Content warning: This review discusses dramatized scenarios of school shootings. 

“lockdown.,” a play written and directed by UNC students, highlights the unraveling of student identity and emotion while stuck in a drama classroom during a school shooting. 

Junior playwright Gage Tarlton and director and UNC graduate Mckenzie Wilson bring to life the intense spectrum of emotions that accompany a school shooting while also weeding out the nuanced interactions and issues that teenagers deal with today. 

While stuck together in a classroom, five theater students and two others, who are locked out of their own classroom, try to keep their fear of death at bay as an ominous intercom intermittently shares updates from the active shooter at their rival high school. What starts as a bunch of seemingly typical high school characters (a bratty girl, gamer boy, Shakespeare-know-it-all) quickly surpasses the Disney-ized roles teens often feel they need to fit. 

Heavy conversations about death and shootings are intermixed with themes of race and class struggle between the school’s private counterpart.
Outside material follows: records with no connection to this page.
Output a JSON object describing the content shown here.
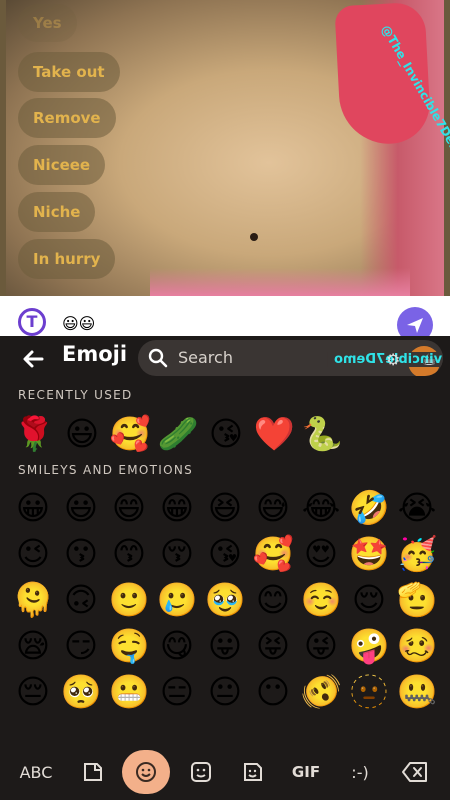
{
  "quick_replies": [
    "Yes",
    "Take out",
    "Remove",
    "Niceee",
    "Niche",
    "In hurry"
  ],
  "watermark": "@The_Invincible7Demo",
  "compose": {
    "text": "😃😃"
  },
  "keyboard": {
    "title": "Emoji",
    "search_placeholder": "Search",
    "recently_used_label": "RECENTLY USED",
    "recent": [
      "🌹",
      "😃",
      "🥰",
      "🥒",
      "😘",
      "❤️",
      "🐍"
    ],
    "section_label": "SMILEYS AND EMOTIONS",
    "grid": [
      [
        "😀",
        "😃",
        "😄",
        "😁",
        "😆",
        "😅",
        "😂",
        "🤣",
        "😭"
      ],
      [
        "😉",
        "😗",
        "😙",
        "😚",
        "😘",
        "🥰",
        "😍",
        "🤩",
        "🥳"
      ],
      [
        "🫠",
        "🙃",
        "🙂",
        "🥲",
        "🥹",
        "😊",
        "☺️",
        "😌",
        "🫡"
      ],
      [
        "😪",
        "😏",
        "🤤",
        "😋",
        "😛",
        "😝",
        "😜",
        "🤪",
        "🥴"
      ],
      [
        "😔",
        "🥺",
        "😬",
        "😑",
        "😐",
        "😶",
        "🫨",
        "🫥",
        "🤐"
      ]
    ]
  },
  "toolbar": {
    "abc": "ABC",
    "gif": "GIF",
    "emoticon": ":-)"
  }
}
These differences cause tension between the students at times, but the shooting serves as a universalizing platform for most of the students.

Bri, a non-theater student, is upset that the group should care about the students at the other school who have many more resources. Her financial inability to attend the private school leads her to resent the students there, even when under attack. To write about unity, or the lack thereof, aims to undermine the idea that the United States really can be described as such. 
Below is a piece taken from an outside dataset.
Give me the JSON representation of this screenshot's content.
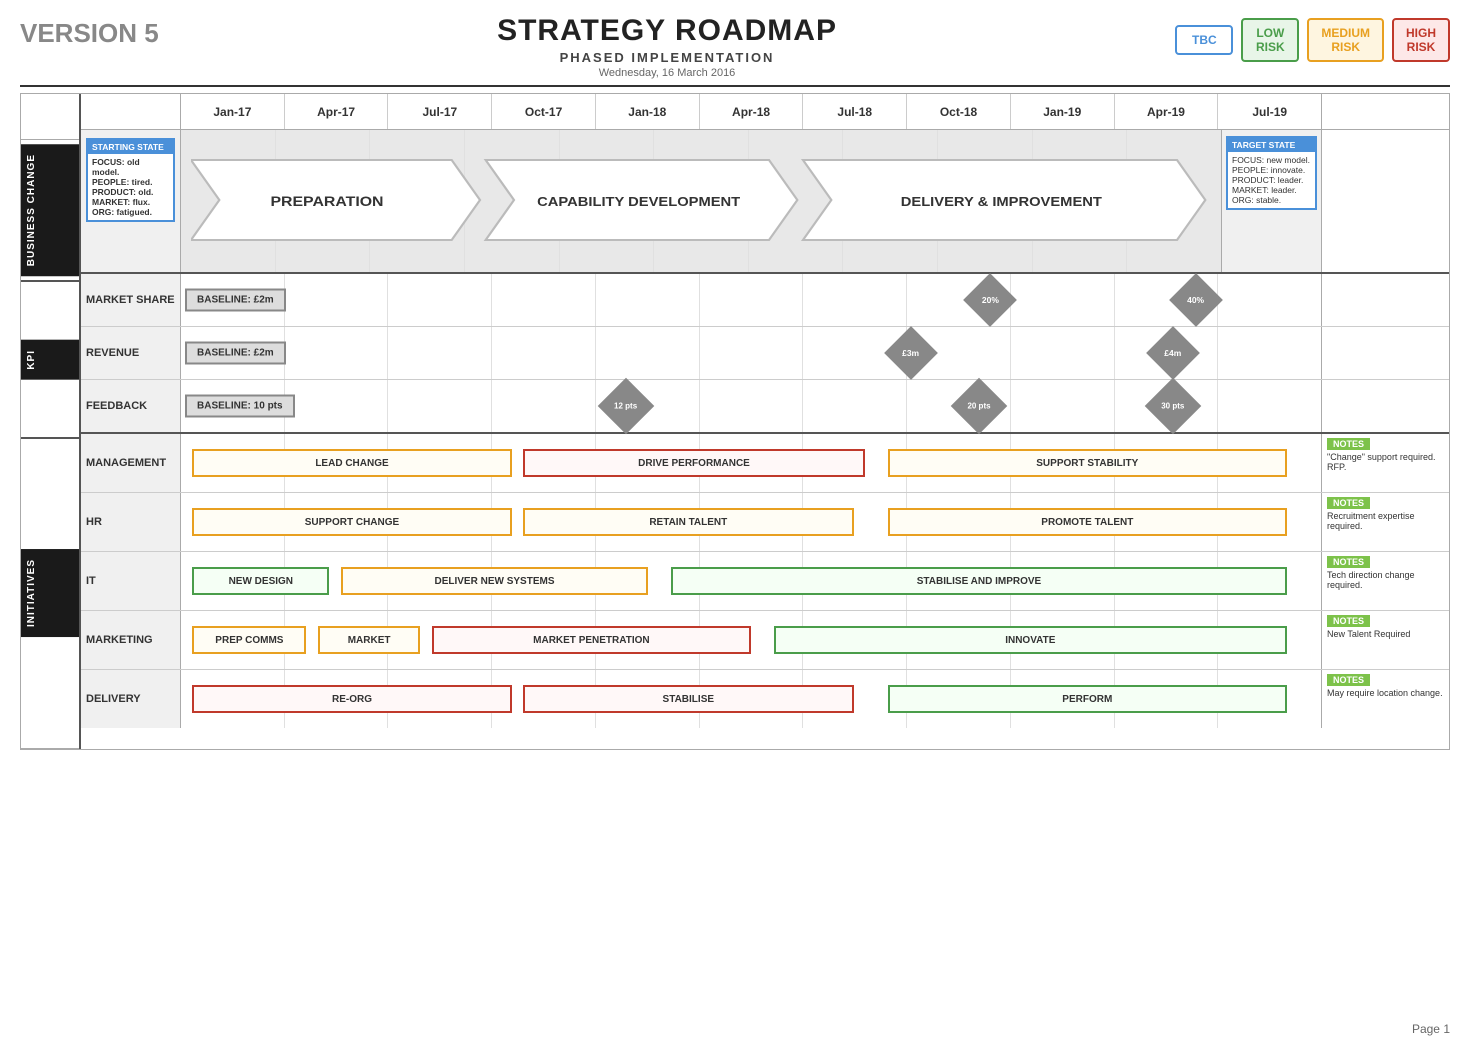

Tarlton digs even further into issues with money by stating that the unseen drama teacher doubles as an English teacher. (Funding cuts for the arts, is anyone surprised?) 

What I find particularly interesting is the unveiling of the world of drama itself. As an audience member, you also have access to the backstage process of creating a show as the students try to distract themselves from the shooting crisis by rehearsing their lines. 
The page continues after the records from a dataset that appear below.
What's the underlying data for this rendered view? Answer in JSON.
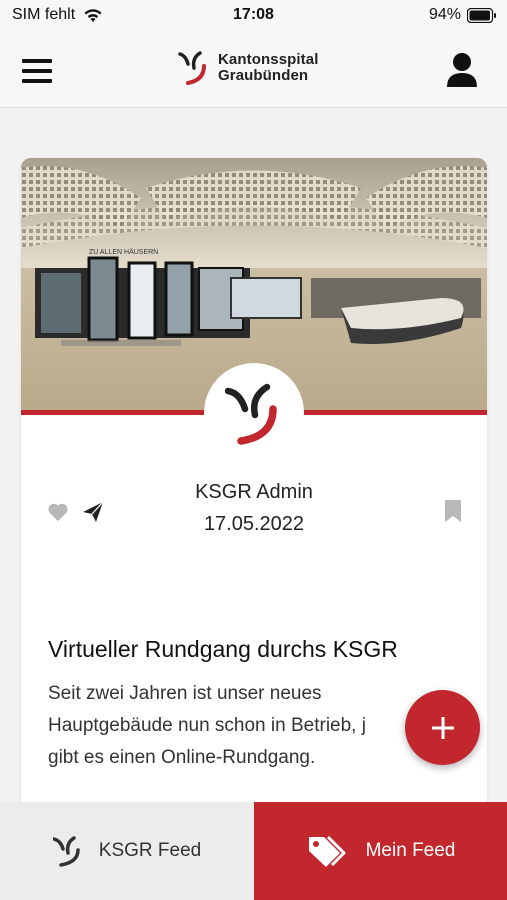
{
  "status_bar": {
    "carrier": "SIM fehlt",
    "time": "17:08",
    "battery": "94%"
  },
  "header": {
    "brand_line1": "Kantonsspital",
    "brand_line2": "Graubünden",
    "icons": {
      "menu": "hamburger-menu-icon",
      "profile": "user-icon"
    }
  },
  "post": {
    "author": "KSGR Admin",
    "date": "17.05.2022",
    "title": "Virtueller Rundgang durchs KSGR",
    "excerpt_line1": "Seit zwei Jahren ist unser neues",
    "excerpt_line2": "Hauptgebäude nun schon in Betrieb, j",
    "excerpt_line3": "gibt es einen Online-Rundgang.",
    "image_sign": "ZU ALLEN HÄUSERN"
  },
  "fab": {
    "icon": "plus-icon"
  },
  "tabs": [
    {
      "label": "KSGR Feed",
      "icon": "ksgr-logo-icon",
      "active": false
    },
    {
      "label": "Mein Feed",
      "icon": "tags-icon",
      "active": true
    }
  ],
  "colors": {
    "accent": "#c1272d",
    "header_bg": "#f7f7f7",
    "tab_inactive_bg": "#ececec"
  }
}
With this comes the unraveling of the idea that even actors and actresses cannot fully understand every character or situation, especially those as drastic as a person killing innocent students. 

A glimpse into a fast-forming crush, the intensity of panic attacks and the pressures of balancing work and school — each conversation builds to create a conglomerate of many unsolved issues that lie behind the doors of schools, and behind the reserved hearts of teenagers trying to understand the world around them. 

Tarlton wrote “lockdown.” due to his frustration at the desensitization around school shootings and a lack of gun control legislation. Tarlton said theater is a great platform to create change.

“I hope that people will see through this play that we are entering a time when it's more than just the shootings, but also the trauma that comes with bein`g a high school student and having to live through these shootings,” Tarlton said. “Having to live through a time when the government seems to be saying that young voices aren't important.” 

A bullet wound does more than pierce the skin. It arouses a ripple of fear that delves into the hearts and minds of many as seen through the work of Tarlton, Wilson and the cast of “lockdown.”